Analytical Chemistry News & FeaturesMay 1, 1998; pp. 292 A-292 A.
Copyright © 1998 American Chemical Society
Analytical Chemistry News & Features
May 1, 1998; pp.
292 A-292 A.
Copyright © 1998 American Chemical Society
I would like to call your attention to a recent U.S. Department of Energy (DOE) solicitation entitled genome instrumentation research, which can be read under Notice 98-16 at the Web address http://www.science.doe.gov/grants/. I do not usually advertise for federal agencies. However, this particular solicitation is consistent with my standing desire to exhort the analytical community (you) to think creatively about long-range research in analytical chemistry, especially on problems that will impact in a major way the future content and role of our discipline. And so I do just that in this editorial. Read this solicitation, and follow up on it if you think you can contribute.
What's it about? The Human Genome Project, which began about 1990, is a massive ($$$) effort to determine the 3,000 Mbases in the human genome, with a 2005 target date for completion. Analytical chemistry is at the core of this daunting objective, and a lot of innovative work on DNA measurements has been fertilized--and been reported--on ways to detect trace quantities of nucleotides in the context of discovering their original arrangement. Progress, in numerical terms, of bases sequenced has, on the other hand, been modest, and meeting the 2005 target date will be challenging (see Science 1998, 279, 36). Nevertheless, once the complete sequence is determined, an enormous appetite will have been kindled for research on related genome-sequencing objectives in the biomedical and biotechnology fields. The analytical chemistry of DNA sequencing thus faces the dual challenges of improving current approaches (to meet the 2005 target, which is politically important) and of creating generically new ones (which could have far greater scientific importance). The DOE solicitation addresses both challenges.

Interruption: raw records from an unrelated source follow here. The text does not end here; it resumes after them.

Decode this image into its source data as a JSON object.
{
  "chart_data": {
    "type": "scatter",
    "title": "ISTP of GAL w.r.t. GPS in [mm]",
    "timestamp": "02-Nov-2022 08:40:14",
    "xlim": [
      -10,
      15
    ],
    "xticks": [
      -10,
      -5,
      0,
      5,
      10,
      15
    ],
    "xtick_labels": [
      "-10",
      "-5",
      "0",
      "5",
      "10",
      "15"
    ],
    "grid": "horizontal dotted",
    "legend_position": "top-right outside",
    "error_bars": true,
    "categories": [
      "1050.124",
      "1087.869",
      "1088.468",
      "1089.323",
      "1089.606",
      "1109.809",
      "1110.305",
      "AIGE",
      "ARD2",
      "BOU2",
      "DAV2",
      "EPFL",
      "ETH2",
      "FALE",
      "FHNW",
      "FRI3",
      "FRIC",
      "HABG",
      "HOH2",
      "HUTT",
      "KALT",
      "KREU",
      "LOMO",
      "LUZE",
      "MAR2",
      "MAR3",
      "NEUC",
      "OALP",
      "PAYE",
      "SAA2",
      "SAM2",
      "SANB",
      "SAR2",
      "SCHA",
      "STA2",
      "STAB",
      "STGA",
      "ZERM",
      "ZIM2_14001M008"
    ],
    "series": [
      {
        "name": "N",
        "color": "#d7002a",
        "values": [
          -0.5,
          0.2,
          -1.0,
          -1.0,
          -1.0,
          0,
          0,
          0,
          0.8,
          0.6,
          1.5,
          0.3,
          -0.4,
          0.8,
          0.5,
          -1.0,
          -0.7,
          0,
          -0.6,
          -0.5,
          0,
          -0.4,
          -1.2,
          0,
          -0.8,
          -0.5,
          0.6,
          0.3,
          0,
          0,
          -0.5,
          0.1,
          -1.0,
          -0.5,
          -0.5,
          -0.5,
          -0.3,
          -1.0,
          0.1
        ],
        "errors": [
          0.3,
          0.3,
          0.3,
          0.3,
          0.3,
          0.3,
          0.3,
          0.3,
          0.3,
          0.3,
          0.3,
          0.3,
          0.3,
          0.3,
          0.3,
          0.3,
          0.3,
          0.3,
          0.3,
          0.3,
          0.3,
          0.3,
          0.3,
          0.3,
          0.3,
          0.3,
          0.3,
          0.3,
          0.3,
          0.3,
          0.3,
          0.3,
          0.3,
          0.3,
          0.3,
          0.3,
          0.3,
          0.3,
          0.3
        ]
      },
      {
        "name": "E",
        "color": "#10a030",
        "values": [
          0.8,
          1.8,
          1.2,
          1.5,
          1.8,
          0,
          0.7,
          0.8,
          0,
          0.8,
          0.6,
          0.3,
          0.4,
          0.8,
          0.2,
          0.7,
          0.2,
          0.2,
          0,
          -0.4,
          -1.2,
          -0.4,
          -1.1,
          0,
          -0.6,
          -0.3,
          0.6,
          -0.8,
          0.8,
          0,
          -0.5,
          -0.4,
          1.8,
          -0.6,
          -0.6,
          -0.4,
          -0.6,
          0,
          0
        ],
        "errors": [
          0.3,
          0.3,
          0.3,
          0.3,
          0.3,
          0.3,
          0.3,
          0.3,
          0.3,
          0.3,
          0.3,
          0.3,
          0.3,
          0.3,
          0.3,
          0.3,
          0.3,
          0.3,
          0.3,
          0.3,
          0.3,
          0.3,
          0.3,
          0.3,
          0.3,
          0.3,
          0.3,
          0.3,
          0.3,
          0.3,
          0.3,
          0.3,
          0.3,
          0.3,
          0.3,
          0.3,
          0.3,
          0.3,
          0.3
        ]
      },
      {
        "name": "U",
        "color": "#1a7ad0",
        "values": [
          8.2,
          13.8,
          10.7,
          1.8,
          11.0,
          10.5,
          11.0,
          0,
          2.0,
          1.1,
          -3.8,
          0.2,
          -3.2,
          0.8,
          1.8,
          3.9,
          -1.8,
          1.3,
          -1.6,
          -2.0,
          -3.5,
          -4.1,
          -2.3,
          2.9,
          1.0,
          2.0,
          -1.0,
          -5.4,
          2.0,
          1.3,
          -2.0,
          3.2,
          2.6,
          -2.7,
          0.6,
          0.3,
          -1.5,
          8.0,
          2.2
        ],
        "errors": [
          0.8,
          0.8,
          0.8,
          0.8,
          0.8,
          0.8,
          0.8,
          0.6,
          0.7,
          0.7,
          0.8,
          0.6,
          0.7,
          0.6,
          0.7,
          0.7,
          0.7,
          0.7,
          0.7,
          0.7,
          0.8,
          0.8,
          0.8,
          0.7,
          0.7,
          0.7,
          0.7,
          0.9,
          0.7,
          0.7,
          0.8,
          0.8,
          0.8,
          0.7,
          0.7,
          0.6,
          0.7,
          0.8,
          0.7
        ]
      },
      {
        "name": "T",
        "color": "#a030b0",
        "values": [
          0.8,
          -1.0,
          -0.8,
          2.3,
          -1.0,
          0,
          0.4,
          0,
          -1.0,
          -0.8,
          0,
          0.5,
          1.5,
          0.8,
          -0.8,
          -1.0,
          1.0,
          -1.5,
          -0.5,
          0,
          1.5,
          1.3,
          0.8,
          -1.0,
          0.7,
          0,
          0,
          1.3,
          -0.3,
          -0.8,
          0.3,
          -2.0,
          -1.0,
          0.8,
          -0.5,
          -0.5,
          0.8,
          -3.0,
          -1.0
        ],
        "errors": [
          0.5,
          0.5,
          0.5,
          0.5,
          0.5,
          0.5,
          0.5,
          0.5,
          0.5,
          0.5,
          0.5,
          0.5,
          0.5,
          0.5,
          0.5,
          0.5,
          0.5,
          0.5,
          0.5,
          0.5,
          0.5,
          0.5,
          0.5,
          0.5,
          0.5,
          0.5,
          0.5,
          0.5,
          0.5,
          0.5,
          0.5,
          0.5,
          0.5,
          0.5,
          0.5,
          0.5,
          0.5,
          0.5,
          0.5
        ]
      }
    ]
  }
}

What are the scientific issues? Limitations on existing approaches revolve around the sheer magnitude of required measurements, such that "factory" considerations of speed and cost tend to dominate. The number of bases in a given DNA fragment that can be determined in a single gel electrophoretic sequencing run (the "read length") is a major factor; it is related to the electropherogram's peak capacity. Other significant problems include the measurement error rate.

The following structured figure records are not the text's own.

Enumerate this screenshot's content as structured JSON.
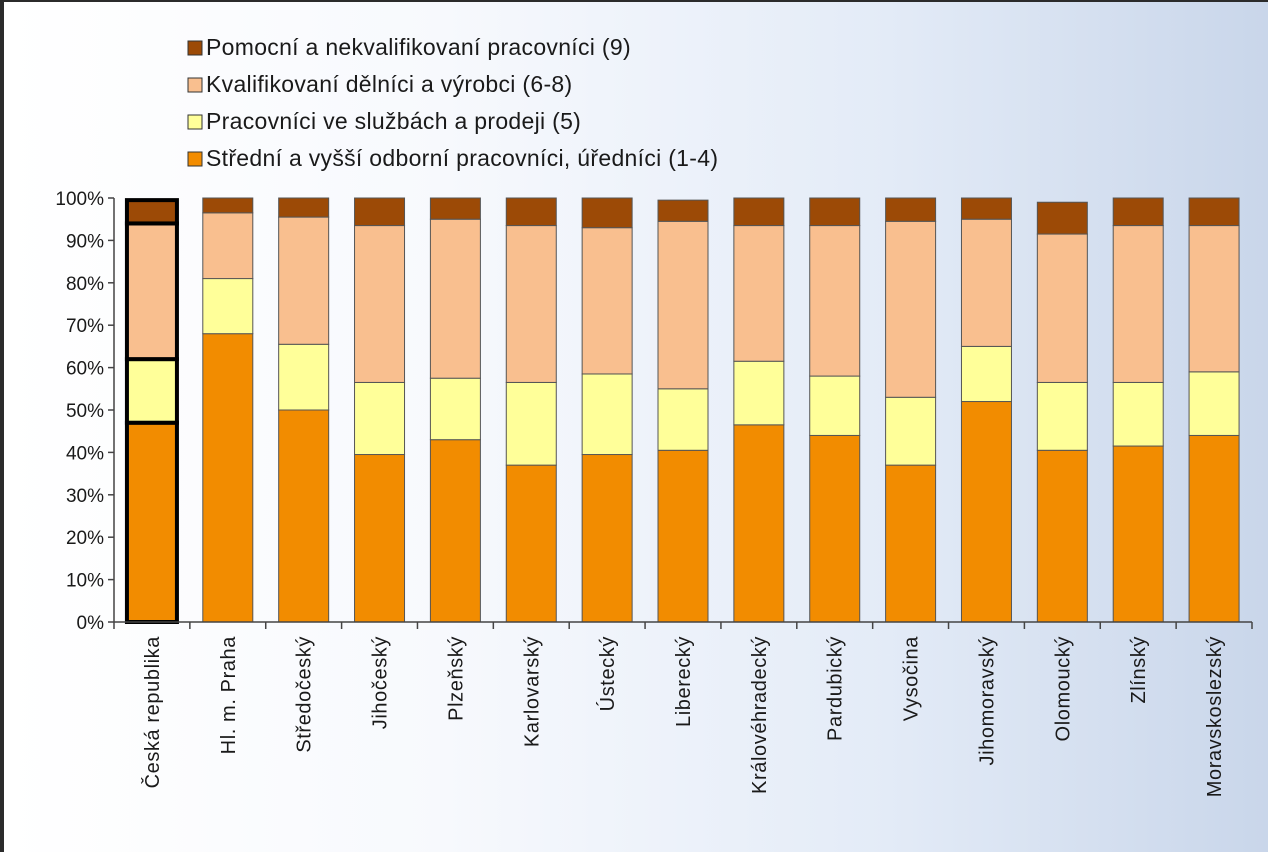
{
  "chart_data": {
    "type": "bar",
    "stacked": true,
    "percent": true,
    "title": "",
    "xlabel": "",
    "ylabel": "",
    "ylim": [
      0,
      100
    ],
    "yticks": [
      "0%",
      "10%",
      "20%",
      "30%",
      "40%",
      "50%",
      "60%",
      "70%",
      "80%",
      "90%",
      "100%"
    ],
    "legend_position": "top-left",
    "grid": false,
    "categories": [
      "Česká republika",
      "Hl. m. Praha",
      "Středočeský",
      "Jihočeský",
      "Plzeňský",
      "Karlovarský",
      "Ústecký",
      "Liberecký",
      "Královéhradecký",
      "Pardubický",
      "Vysočina",
      "Jihomoravský",
      "Olomoucký",
      "Zlínský",
      "Moravskoslezský"
    ],
    "highlighted_category": "Česká republika",
    "series": [
      {
        "name": "Střední a vyšší odborní pracovníci, úředníci (1-4)",
        "color": "#f28c00",
        "values": [
          47,
          68,
          50,
          39.5,
          43,
          37,
          39.5,
          40.5,
          46.5,
          44,
          37,
          52,
          40.5,
          41.5,
          44
        ]
      },
      {
        "name": "Pracovníci ve službách a prodeji (5)",
        "color": "#ffff99",
        "values": [
          15,
          13,
          15.5,
          17,
          14.5,
          19.5,
          19,
          14.5,
          15,
          14,
          16,
          13,
          16,
          15,
          15
        ]
      },
      {
        "name": "Kvalifikovaní dělníci a výrobci (6-8)",
        "color": "#f9bf8f",
        "values": [
          32,
          15.5,
          30,
          37,
          37.5,
          37,
          34.5,
          39.5,
          32,
          35.5,
          41.5,
          30,
          35,
          37,
          34.5
        ]
      },
      {
        "name": "Pomocní a nekvalifikovaní pracovníci (9)",
        "color": "#9c4a06",
        "values": [
          5.5,
          3.5,
          4.5,
          6.5,
          5,
          6.5,
          7,
          5,
          6.5,
          6.5,
          5.5,
          5,
          7.5,
          6.5,
          6.5
        ]
      }
    ],
    "legend_order": [
      3,
      2,
      1,
      0
    ]
  }
}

The more scientifically important analytical issues are those aimed beyond the immediate factory-fix, and current thinking has proceeded in several directions. On one level, the electrophoretic approach is dramatically improved with such innovations as parallel approaches using capillary arrays or microchip arrays. On another level, different methodologies such as mass spectrometry are being brought to bear. And on yet another level, the DNA fragment can be sequenced by enzymatically clipping off bases serially and determining their identities as single molecules. These single-molecule measurements are universally done by fluorescence, and there are substantial lifetime and stability requirements.
I can't begin to explain all aspects and nuances of this topic in these brief words. I merely want to stir some intellectual juices. The Human Genome Project is one of the largest, single scientific projects; and it has had analytical chemistry at its core. In that light, this step of inviting further research ideas that look beyond its completion is a potentially significant event.